I go over the conversation with mum, specifically where she asked me what I'm going to do with my feelings, and no matter how hard I think about it, I have no clue, what I'm going to do. Telling him straight up isn't even an option; Noah might not even like me. To him, this could be a mutual friendship or neighbourship, just like him and Mads, and I don't want to risk embarrassing myself and ruining our friendship. I haven't even thought about it from Baba's perspective, or religiously, because they're practically the same thing. I just have to keep it to myself and once I tell Baba, he'll start sorting out marriage arrangements- and this is assuming Noah returns my feelings.

Because of this, the only advice I find remotely useful is mums; to talk to him and hang out, minus the confession part. It's not like I haven't been doing that already, and nothing 'haram' has come from it. I can do that- perhaps prove my family wrong.

"Hey," I turn to my side, as Noah falls in step with me.

"Hi." I reply, caught off guard at his abrupt appearance.

"You finished early today."

"Yeah, tutorial was cancelled." I fiddle with my bag strap and watch my shoes as they hit the pavement.

"Lucky." From the corner of my eye I catch him smiling as he pushes his hair over his head.

"I know."

"So how was your day?" He asks, as he looks at my side while I look straight ahead.

"Alright. Yours?"

"Yeah, not too bad." I nod and so does he. For a few moments more, we walk, surrounded by the sound of passing traffic and pedestrians. The silence, I reason, isn't necessarily because we haven't got anything to say, but because we can tolerate each other without words, something that in itself says a lot about a fast blooming friendship.
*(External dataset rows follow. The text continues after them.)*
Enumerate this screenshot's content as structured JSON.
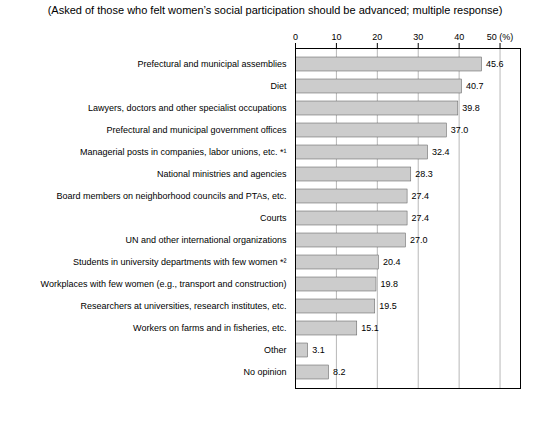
{
  "chart_data": {
    "type": "bar",
    "title": "(Asked of those who felt women’s social participation should be advanced; multiple response)",
    "orientation": "horizontal",
    "categories": [
      "Prefectural and municipal assemblies",
      "Diet",
      "Lawyers, doctors and other specialist occupations",
      "Prefectural and municipal government offices",
      "Managerial posts in companies, labor unions, etc. *¹",
      "National ministries and agencies",
      "Board members on neighborhood councils and PTAs, etc.",
      "Courts",
      "UN and other international organizations",
      "Students in university departments with few women *²",
      "Workplaces with few women (e.g., transport and construction)",
      "Researchers at universities, research institutes, etc.",
      "Workers on farms and in fisheries, etc.",
      "Other",
      "No opinion"
    ],
    "values": [
      45.6,
      40.7,
      39.8,
      37.0,
      32.4,
      28.3,
      27.4,
      27.4,
      27.0,
      20.4,
      19.8,
      19.5,
      15.1,
      3.1,
      8.2
    ],
    "value_labels": [
      "45.6",
      "40.7",
      "39.8",
      "37.0",
      "32.4",
      "28.3",
      "27.4",
      "27.4",
      "27.0",
      "20.4",
      "19.8",
      "19.5",
      "15.1",
      "3.1",
      "8.2"
    ],
    "data_labels": true,
    "color": "#cccccc",
    "xlim": [
      0,
      55
    ],
    "xticks": [
      0,
      10,
      20,
      30,
      40,
      {
        "value": 50,
        "label": "50 (%)"
      }
    ],
    "grid": true
  }
}
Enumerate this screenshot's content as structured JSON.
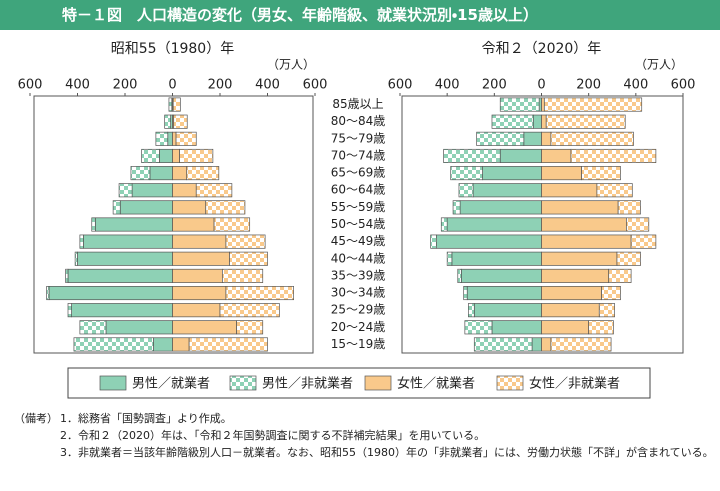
{
  "title": "特－１図　人口構造の変化（男女、年齢階級、就業状況別・15歳以上）",
  "chart_data": [
    {
      "type": "pyramid",
      "title": "昭和55（1980）年",
      "unit_label": "（万人）",
      "categories": [
        "85歳以上",
        "80～84歳",
        "75～79歳",
        "70～74歳",
        "65～69歳",
        "60～64歳",
        "55～59歳",
        "50～54歳",
        "45～49歳",
        "40～44歳",
        "35～39歳",
        "30～34歳",
        "25～29歳",
        "20～24歳",
        "15～19歳"
      ],
      "xlim": [
        -600,
        600
      ],
      "xticks": [
        {
          "value": -600,
          "label": "600"
        },
        {
          "value": -400,
          "label": "400"
        },
        {
          "value": -200,
          "label": "200"
        },
        0,
        200,
        400,
        600
      ],
      "series": [
        {
          "name": "男性／就業者",
          "color": "#8ed1b5",
          "pattern": false,
          "values": [
            3,
            8,
            20,
            55,
            95,
            170,
            220,
            325,
            375,
            400,
            440,
            520,
            425,
            280,
            80
          ]
        },
        {
          "name": "男性／非就業者",
          "color": "#8ed1b5",
          "pattern": true,
          "values": [
            12,
            25,
            50,
            75,
            80,
            55,
            30,
            15,
            15,
            10,
            10,
            10,
            15,
            110,
            335
          ]
        },
        {
          "name": "女性／就業者",
          "color": "#f9c98b",
          "pattern": false,
          "values": [
            3,
            5,
            15,
            30,
            60,
            100,
            140,
            175,
            225,
            240,
            210,
            225,
            200,
            270,
            70
          ]
        },
        {
          "name": "女性／非就業者",
          "color": "#f9c98b",
          "pattern": true,
          "values": [
            30,
            57,
            85,
            140,
            135,
            150,
            165,
            150,
            165,
            160,
            170,
            285,
            250,
            110,
            330
          ]
        }
      ]
    },
    {
      "type": "pyramid",
      "title": "令和２（2020）年",
      "unit_label": "（万人）",
      "categories": [
        "85歳以上",
        "80～84歳",
        "75～79歳",
        "70～74歳",
        "65～69歳",
        "60～64歳",
        "55～59歳",
        "50～54歳",
        "45～49歳",
        "40～44歳",
        "35～39歳",
        "30～34歳",
        "25～29歳",
        "20～24歳",
        "15～19歳"
      ],
      "xlim": [
        -600,
        600
      ],
      "xticks": [
        {
          "value": -600,
          "label": "600"
        },
        {
          "value": -400,
          "label": "400"
        },
        {
          "value": -200,
          "label": "200"
        },
        0,
        200,
        400,
        600
      ],
      "series": [
        {
          "color": "#8ed1b5",
          "pattern": false,
          "values": [
            10,
            35,
            75,
            175,
            250,
            290,
            345,
            400,
            445,
            380,
            340,
            315,
            285,
            210,
            40
          ]
        },
        {
          "color": "#8ed1b5",
          "pattern": true,
          "values": [
            165,
            175,
            200,
            240,
            135,
            60,
            30,
            25,
            25,
            20,
            15,
            15,
            25,
            115,
            245
          ]
        },
        {
          "color": "#f9c98b",
          "pattern": false,
          "values": [
            12,
            20,
            40,
            125,
            170,
            235,
            325,
            360,
            380,
            320,
            285,
            255,
            245,
            200,
            40
          ]
        },
        {
          "color": "#f9c98b",
          "pattern": true,
          "values": [
            413,
            335,
            350,
            360,
            165,
            150,
            95,
            95,
            105,
            100,
            95,
            80,
            65,
            105,
            255
          ]
        }
      ]
    }
  ],
  "notes": {
    "label": "（備考）",
    "items": [
      "1．総務省「国勢調査」より作成。",
      "2．令和２（2020）年は、「令和２年国勢調査に関する不詳補完結果」を用いている。",
      "3．非就業者＝当該年齢階級別人口－就業者。なお、昭和55（1980）年の「非就業者」には、労働力状態「不詳」が含まれている。"
    ]
  }
}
However, once I deem the silence has lasted too long and Noah isn't showing any signs of interrupting it, I ask, "How long have you and Mads been friends?" At this, Noah looks to my side with a quirked brow, then ahead.

"We went to high school together." He clears his throat.

"Oh." I press my lips and keep my gaze ahead. "Did she move interstate as well?"

"Nah, She took a gap year, that turned into two." He chuckles. "She started off backpacking around Australia, then ended up in Thailand." I smile at his amusement.